Photo Credit: Brandon Lung
At the beginning of 2020 (a period which we’ve all already developed a great deal of nostalgia for), Sydney, Australia band Stand Atlantic made quite a bit of noise with their single “Shh!”, which is off of their second full-length album Pink Elephant. The song provides what’s essentially a crash course in the band’s sound: it opens with a stomping beat, introduces a verse which faintly echoes Taylor Swift’s smash pop album 1989 (particularly “Out of the Woods”), including an ‘80s-style synth hook. The song’s tempo then picks up about halfway through, and lead singer Bonnie Fraser also switches to an emo-style scream. In two minutes and thirty-eight seconds, we get a real feel for what Stand Atlantic stands for.
Much of the remainder of Pink Elephant is not quite as compelling. Interestingly, the album chooses not to open with “Shh!” but rather the song “Like That.” Though tight enough and also including a strong ‘80s-style guitar solo, in the end the title is fitting, as it sounds like so much else which is currently popular within this genre. Most of the songs are in a similar vein. “Drink to Drown” is a standout track only because it’s the sole piano ballad, a depiction of alcoholism (as the title would suggest) from a first-person perspective. Although using music as a confessional regarding substance abuse is not new in rock, this song does include some clever lyrics (“What I would give // Not to be your concrete cloud”).
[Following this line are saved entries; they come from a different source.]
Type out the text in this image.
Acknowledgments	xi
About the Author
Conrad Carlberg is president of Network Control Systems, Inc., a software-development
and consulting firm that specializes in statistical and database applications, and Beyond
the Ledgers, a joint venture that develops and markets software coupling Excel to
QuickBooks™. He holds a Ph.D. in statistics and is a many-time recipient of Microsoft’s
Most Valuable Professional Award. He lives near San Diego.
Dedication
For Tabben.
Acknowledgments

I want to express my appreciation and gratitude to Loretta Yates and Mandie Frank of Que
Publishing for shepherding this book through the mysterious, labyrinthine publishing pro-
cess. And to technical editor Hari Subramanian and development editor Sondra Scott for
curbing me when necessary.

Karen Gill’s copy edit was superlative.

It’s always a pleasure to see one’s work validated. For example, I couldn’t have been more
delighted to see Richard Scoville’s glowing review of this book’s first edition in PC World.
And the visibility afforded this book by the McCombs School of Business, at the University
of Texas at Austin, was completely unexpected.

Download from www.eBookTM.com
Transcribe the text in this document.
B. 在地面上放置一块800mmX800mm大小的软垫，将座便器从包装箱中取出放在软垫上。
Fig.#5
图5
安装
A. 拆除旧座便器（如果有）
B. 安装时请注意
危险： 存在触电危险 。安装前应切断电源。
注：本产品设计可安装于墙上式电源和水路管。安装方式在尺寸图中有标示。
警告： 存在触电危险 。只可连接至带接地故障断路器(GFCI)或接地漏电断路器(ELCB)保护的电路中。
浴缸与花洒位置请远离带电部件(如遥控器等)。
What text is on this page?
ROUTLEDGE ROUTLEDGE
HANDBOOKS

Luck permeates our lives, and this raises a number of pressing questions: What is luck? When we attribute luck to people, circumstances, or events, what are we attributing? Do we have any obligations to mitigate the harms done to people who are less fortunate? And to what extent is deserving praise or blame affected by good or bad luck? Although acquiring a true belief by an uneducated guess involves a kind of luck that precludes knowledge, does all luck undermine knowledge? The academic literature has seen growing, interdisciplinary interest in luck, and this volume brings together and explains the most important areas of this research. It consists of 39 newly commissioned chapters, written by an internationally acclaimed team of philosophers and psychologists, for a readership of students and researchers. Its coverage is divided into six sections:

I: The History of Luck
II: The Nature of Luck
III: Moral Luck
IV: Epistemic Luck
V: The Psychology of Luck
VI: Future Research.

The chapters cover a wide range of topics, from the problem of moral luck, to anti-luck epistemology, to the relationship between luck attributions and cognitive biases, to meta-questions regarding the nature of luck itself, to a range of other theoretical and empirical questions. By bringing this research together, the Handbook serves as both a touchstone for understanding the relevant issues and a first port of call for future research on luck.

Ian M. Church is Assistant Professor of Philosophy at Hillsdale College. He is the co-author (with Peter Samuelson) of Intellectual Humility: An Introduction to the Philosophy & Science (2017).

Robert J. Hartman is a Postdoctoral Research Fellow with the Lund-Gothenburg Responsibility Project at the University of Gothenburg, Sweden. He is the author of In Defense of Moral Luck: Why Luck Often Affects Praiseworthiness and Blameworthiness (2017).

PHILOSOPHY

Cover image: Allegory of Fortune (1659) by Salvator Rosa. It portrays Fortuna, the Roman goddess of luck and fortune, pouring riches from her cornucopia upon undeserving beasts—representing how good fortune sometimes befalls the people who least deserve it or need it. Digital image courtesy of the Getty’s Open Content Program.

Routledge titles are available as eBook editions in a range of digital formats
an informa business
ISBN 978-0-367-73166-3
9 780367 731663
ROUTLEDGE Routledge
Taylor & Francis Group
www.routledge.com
In order to analyze Stand Atlantic’s lyrics, for the most part we’d have to Google them, since most of them are incomprehensible with Fraser’s vocal style (and the way that they’re mixed on the record). To be fair, “you can’t understand the words” is a rock trope which goes back to at least the late Little Richard, but in this case it’s a bit frustrating because one does get the impression that Stand Atlantic is trying to make a statement. There’s “DWYW”, which stands for “Do What You Want.” We might assume that Stand Atlantic are hoping to create a new youth mantra and make that abbreviation the next YOLO (though it doesn’t exactly roll off the tongue), but upon actually listening to (or Googling) the words, we discover that it’s about an attempt to escape from someone, possibly an obsessed former lover (“Throw the weight on my back // Keep away, sell my name // Because I’m choking… ‘Cause you do what you want”).
“Hate Me (Sometimes)” is a respectable enough closer, propelled by a tight riff and a nice sense of directness. But it also begs the question: Will listeners love Strand Atlantic sometimes? Most of the time? There’s no denying that much here sounds very similar to a lot that’s already out there, which in and of itself means they won’t stand out from the herd. However, Bonnie Fraser is not without star quality, and this will probably help them a great deal. So at the end of the day Pink Elephant, like an elephant, is big enough to get noticed. But as opposed to a pink elephant, it’s really not too unique.